伯爵は、最後まで黙って聞いていた。 そして、ヴァランタンが話し終わると、意外なことを淡々と言った。
「姫が襲われたと知ったとき、妻が旅役者に命じたのではないかと、すぐに思った」
ヴァランタンの目が、驚きに拡がった。
「初めは、可憐でしとやかなシモーヌに夢中だった。 先妻を失って寂しかったし。
だが、次第にあの女が怖くなった。 特に最近は様子がおかしかった。 夜中に目を覚ますと、ナダールと二人でじっと覗きこんでいたことがあってな。
翌朝尋ねると、悪い夢でしょうとごまかしよったが、あれはきっと、わしを始末しようとして途中で止めたのだ」
「子供ができたから、もう父上がいなくても城の実権を握れると思ったんでしょう。 だが、無事に赤子が生まれるとはかぎらない。 それで、産んだ後にしようと心を変えた」
「そういうことだったのだろうな。 あの夜の目つきは凄かった。 吊り上がって、鬼火のように妖しく光っていた……」
身震いして、伯爵は一気に盃をあおった。
やがて伯爵は、酔いつぶれて寝てしまった。 侍従たちがベッドへ担ぎこむのを見とどけてから、ヴァランタンは部屋を後にした。

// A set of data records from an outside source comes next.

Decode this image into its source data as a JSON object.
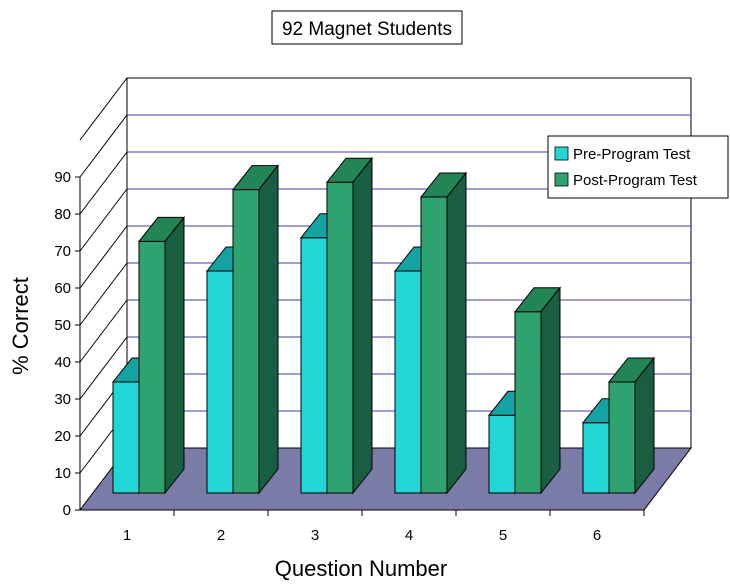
{
  "chart_data": {
    "type": "bar",
    "title": "92 Magnet Students",
    "xlabel": "Question Number",
    "ylabel": "% Correct",
    "categories": [
      "1",
      "2",
      "3",
      "4",
      "5",
      "6"
    ],
    "ylim": [
      0,
      90
    ],
    "yticks": [
      "0",
      "10",
      "20",
      "30",
      "40",
      "50",
      "60",
      "70",
      "80",
      "90"
    ],
    "grid": true,
    "three_d": true,
    "legend_position": "right",
    "series": [
      {
        "name": "Pre-Program Test",
        "values": [
          30,
          60,
          69,
          60,
          21,
          19
        ],
        "color": "#22d6d6",
        "top_color": "#14a3a3",
        "side_color": "#0e8080"
      },
      {
        "name": "Post-Program Test",
        "values": [
          68,
          82,
          84,
          80,
          49,
          30
        ],
        "color": "#2fa36f",
        "top_color": "#238556",
        "side_color": "#1a5e42"
      }
    ],
    "floor_color": "#7b7ba8",
    "gridline_color": "#4040a0"
  }
}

新しい住処となった彼の寝室は、本塔の四階にあった。 幼いころに使っていた部屋だというが、全然覚えがない。 立派だけれど広すぎて、暖炉を焚いても寒々としていた。
その寝室へ行くために、物思いにふけりながらヴァランタンが廊下を歩いていると、カッカッという足音がして、階段をラプノーが駆け上がってきた。
ヴァランタンを見たとたん、彼は走り寄って、抑えた声で告げた。
「大変です! あの女が逃げました!」
ヴァランタンは棒立ちになった。
「鎖で厳重に壁につないでおいたのに?」
「牢番が不覚を取ったのです。 あんなに注意したにもかかわらず、あの女に近づいて術にかかったようです!」
ヴァランタンは激しく首を振り、酔った頭をはっきりさせようとした。
「そうか、あんなにたやすく告白したのは、こちらを油断させるためだったのか」
「寝る前に警備を確かめようとして、地下に下りていくと、牢が開けっぱなしで、牢番二人が殺されていました」
ラプノーはぎりぎりと歯噛みした。
「祝宴で兵士たちはみな酔いつぶれていて、使い物になりません。 女悪魔をむざむざ逃がしてしまうのかと思うと」
「オーレリーは軽業ができるからな。 もう城の外へ出ていると思うが、念のため、前に奴らが逃げるはずだった西の門に行ってみてくれ」
「わかりました!」
明確な指示を得て、ラプノーはほっとしたように、階段を駆け下りていった。
怒りの持っていき場のない思いで、ヴァランタンは向きを変えた。 尋問のとき、ラプノーに気のすむまで殴らせればよかったと思った。 そうすれば、さすがのオーレリーも動けなくなっただろう。
乱暴な足取りで、一番下の段に靴先をかけたとき、上から声が降ってきた。